ResourceWhat to do thereHow long
dev.javaRead the Generics section of the official tutorial — skim wildcards, focus on classes and methods30 min
exercism.org Java trackDo 2-3 exercises that use collections; write your own generic helper where it fits45 min
HackerRank JavaThe Java Generics challenge — short, forces you to write a generic method from scratch15 min
BaeldungSearch “java generics” — read after building, as a recap, not before20 min

How to Practice

  • Type everything. The angle-bracket syntax only sticks through your fingers.
  • Never copy-paste the snippets — retype them, including the errors you make.
  • Time-box to 2 hours. Generics rabbit-holes (wildcards, erasure edge cases) can eat days. Don’t let them yet.
  • Break it on purpose. Add wrong types, remove bounds, use raw types — read every compile error you cause.

Check Yourself

  1. What problem do generics solve, in one sentence about where the error happens?
  2. Read Map<String, List<Integer>> out loud.
  3. In Box<T>, who decides what T actually is, and when?
  4. What does <T extends Comparable<T>> buy you inside the method body?
  5. What’s the difference between a generic class and a generic method?
  6. You see List<? extends Number> in a library. What can you safely do with it?
  7. Why can’t you write new T() inside a generic class?
  8. How does JpaRepository<User, Long> relate to the Pair<A, B> you wrote?
Answers
  1. Generics move type errors from runtime (a crash in production) to compile time (a red line in your editor).
  2. “A map from string to a list of integers.”
  3. The user of the class decides, at the moment they write new Box<String>() — each instantiation can pick a different type.
  4. The right to call compareTo on T — the bound guarantees every accepted type implements Comparable.
  5. A generic class declares T on the class and every instance carries it; a generic method declares <T> before its return type and T lives only for that one call.
  6. Safely read elements out as Number. You can’t add to it (except null), because the actual list might be List<Double> and you don’t know.
  7. Type erasure — at runtime T has been erased to Object, so there’s no real class for the JVM to construct.
  8. Same shape: a generic interface with two type parameters — the entity type (User) and its id type (Long). You already built a one-parameter version of it.
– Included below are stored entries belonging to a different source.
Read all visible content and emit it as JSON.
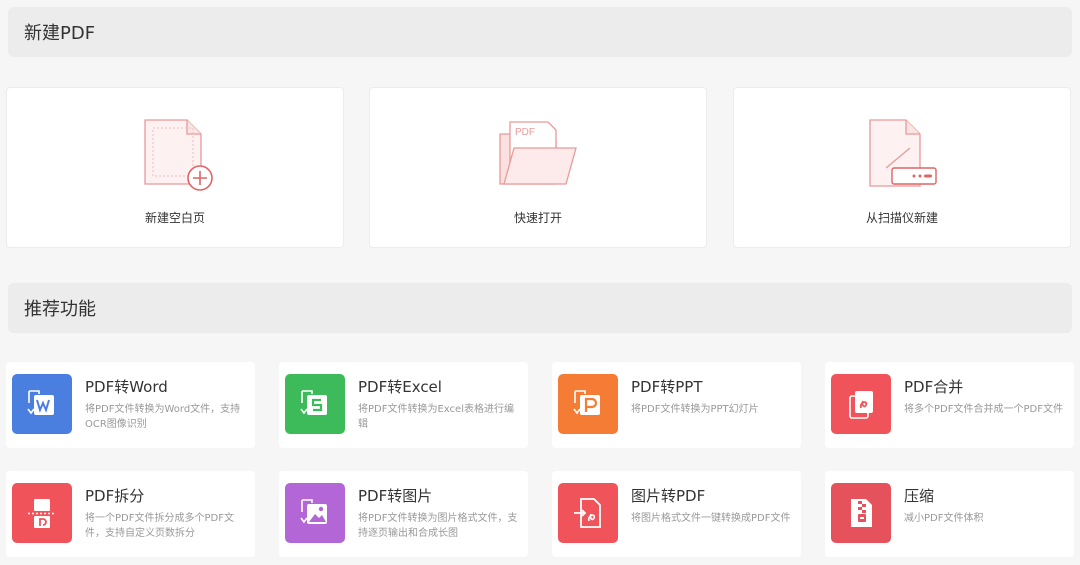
{
  "sections": {
    "new_pdf_title": "新建PDF",
    "recommend_title": "推荐功能"
  },
  "new_cards": [
    {
      "label": "新建空白页",
      "icon": "blank-page-add-icon"
    },
    {
      "label": "快速打开",
      "icon": "open-folder-pdf-icon"
    },
    {
      "label": "从扫描仪新建",
      "icon": "scanner-page-icon"
    }
  ],
  "features": [
    {
      "title": "PDF转Word",
      "desc": "将PDF文件转换为Word文件，支持OCR图像识别",
      "color": "#4a7fe0",
      "icon": "pdf-to-word-icon"
    },
    {
      "title": "PDF转Excel",
      "desc": "将PDF文件转换为Excel表格进行编辑",
      "color": "#3dbb5a",
      "icon": "pdf-to-excel-icon"
    },
    {
      "title": "PDF转PPT",
      "desc": "将PDF文件转换为PPT幻灯片",
      "color": "#f47c34",
      "icon": "pdf-to-ppt-icon"
    },
    {
      "title": "PDF合并",
      "desc": "将多个PDF文件合并成一个PDF文件",
      "color": "#f0535a",
      "icon": "pdf-merge-icon"
    },
    {
      "title": "PDF拆分",
      "desc": "将一个PDF文件拆分成多个PDF文件，支持自定义页数拆分",
      "color": "#f0535a",
      "icon": "pdf-split-icon"
    },
    {
      "title": "PDF转图片",
      "desc": "将PDF文件转换为图片格式文件，支持逐页输出和合成长图",
      "color": "#b367d6",
      "icon": "pdf-to-image-icon"
    },
    {
      "title": "图片转PDF",
      "desc": "将图片格式文件一键转换成PDF文件",
      "color": "#f0535a",
      "icon": "image-to-pdf-icon"
    },
    {
      "title": "压缩",
      "desc": "减小PDF文件体积",
      "color": "#e5525c",
      "icon": "compress-icon"
    }
  ]
}
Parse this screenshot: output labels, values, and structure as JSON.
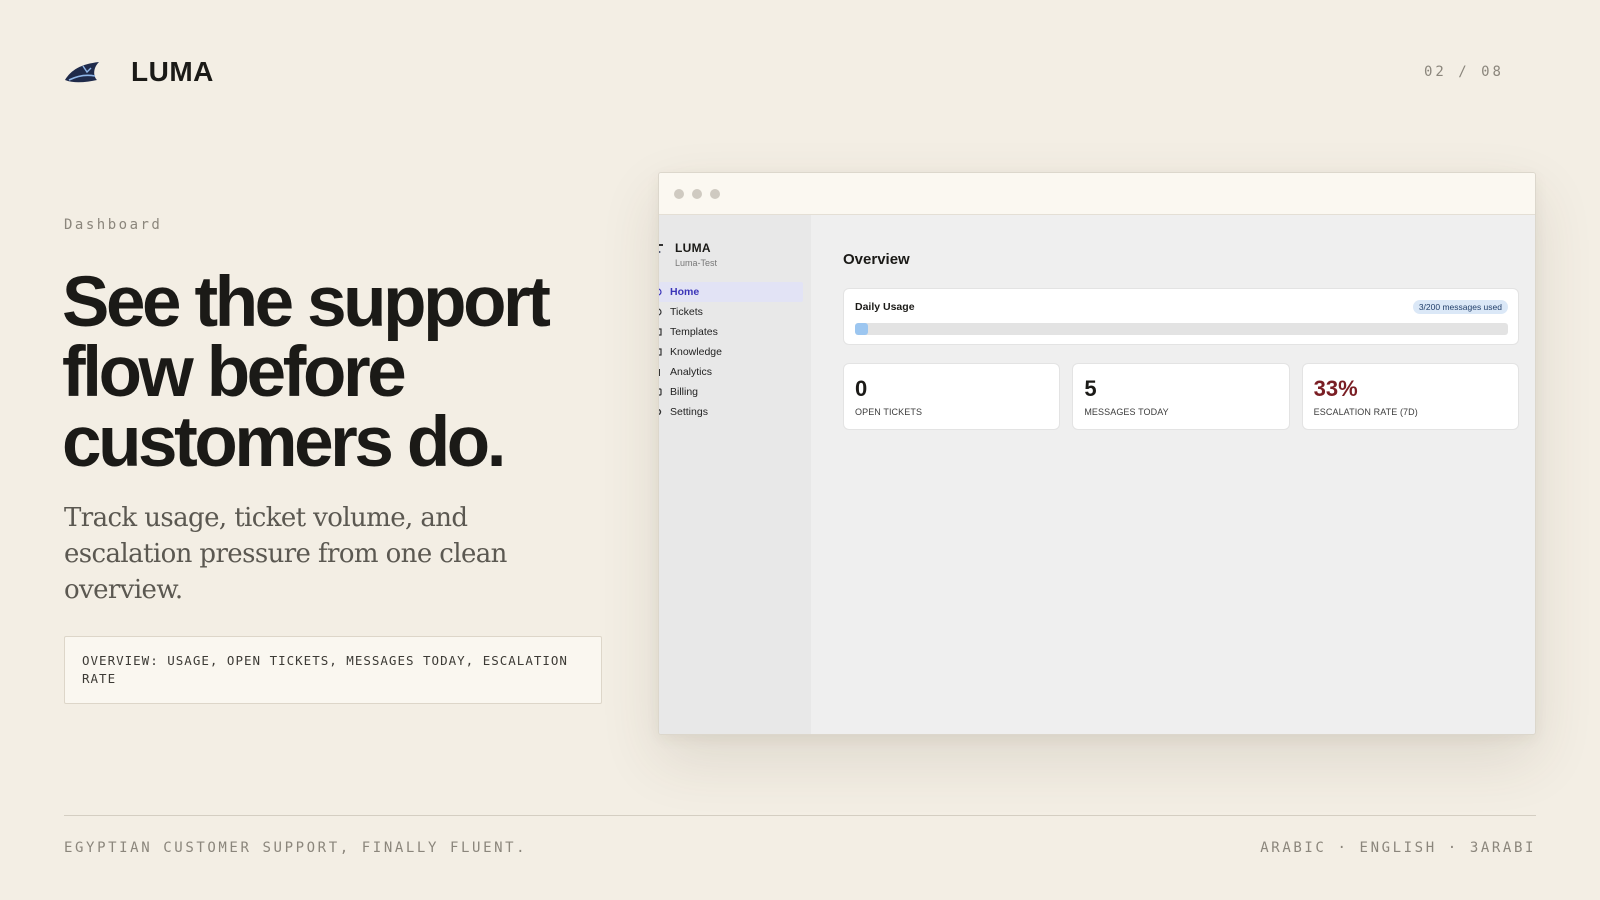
{
  "brand": {
    "name": "LUMA"
  },
  "page_counter": "02 / 08",
  "eyebrow": "Dashboard",
  "headline": "See the support flow before customers do.",
  "subhead": "Track usage, ticket volume, and escalation pressure from one clean overview.",
  "code_caption": "OVERVIEW: USAGE, OPEN TICKETS, MESSAGES TODAY, ESCALATION RATE",
  "app": {
    "sidebar": {
      "brand_name": "LUMA",
      "workspace": "Luma-Test",
      "items": [
        {
          "label": "Home",
          "active": true
        },
        {
          "label": "Tickets"
        },
        {
          "label": "Templates"
        },
        {
          "label": "Knowledge"
        },
        {
          "label": "Analytics"
        },
        {
          "label": "Billing"
        },
        {
          "label": "Settings"
        }
      ]
    },
    "main": {
      "title": "Overview",
      "usage": {
        "label": "Daily Usage",
        "badge": "3/200 messages used",
        "progress": 0.015
      },
      "stats": [
        {
          "value": "0",
          "label": "OPEN TICKETS"
        },
        {
          "value": "5",
          "label": "MESSAGES TODAY"
        },
        {
          "value": "33%",
          "label": "ESCALATION RATE (7D)",
          "alert": true
        }
      ]
    }
  },
  "footer": {
    "tagline": "EGYPTIAN CUSTOMER SUPPORT, FINALLY FLUENT.",
    "languages": "ARABIC · ENGLISH · 3ARABI"
  },
  "colors": {
    "background": "#f3eee4",
    "active_nav": "#3b35b8",
    "progress_fill": "#9cc6f0",
    "alert": "#7a1e24"
  }
}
Explain it out loud: Without looking at this page, explain to an imaginary junior why List<String> is better than a raw List, and what the compiler does with the <String> part at compile time versus runtime. If you stumble on the runtime part, reread the erasure section.

Still Unclear?

Copy-paste any of these to Claude:

  • “I wrote a generic class Box<T> in Java. Walk me through exactly what the compiler does differently for Box<String> vs Box<Integer>, and what the JVM sees at runtime. Keep it under 10 lines.”
  • “Explain <T extends Comparable<T>> like I’m a beginner. Why is the T repeated inside Comparable<T>? Give me one example that compiles and one that fails because of the bound.”
  • “Show me 3 real method signatures from the Java standard library that use ? extends or ? super, and translate each one into a plain English sentence.”

Why AI Can’t Do This For You

AI will happily write generic classes all day. But you’re the one reading — javadocs, stack traces, teammates’ code, Spring source. If Map<String, List<Order>> doesn’t parse instantly in your head, every codebase is fog, and you can’t even tell whether the AI’s output is right. Reading speed is the skill, and it only comes from your own reps.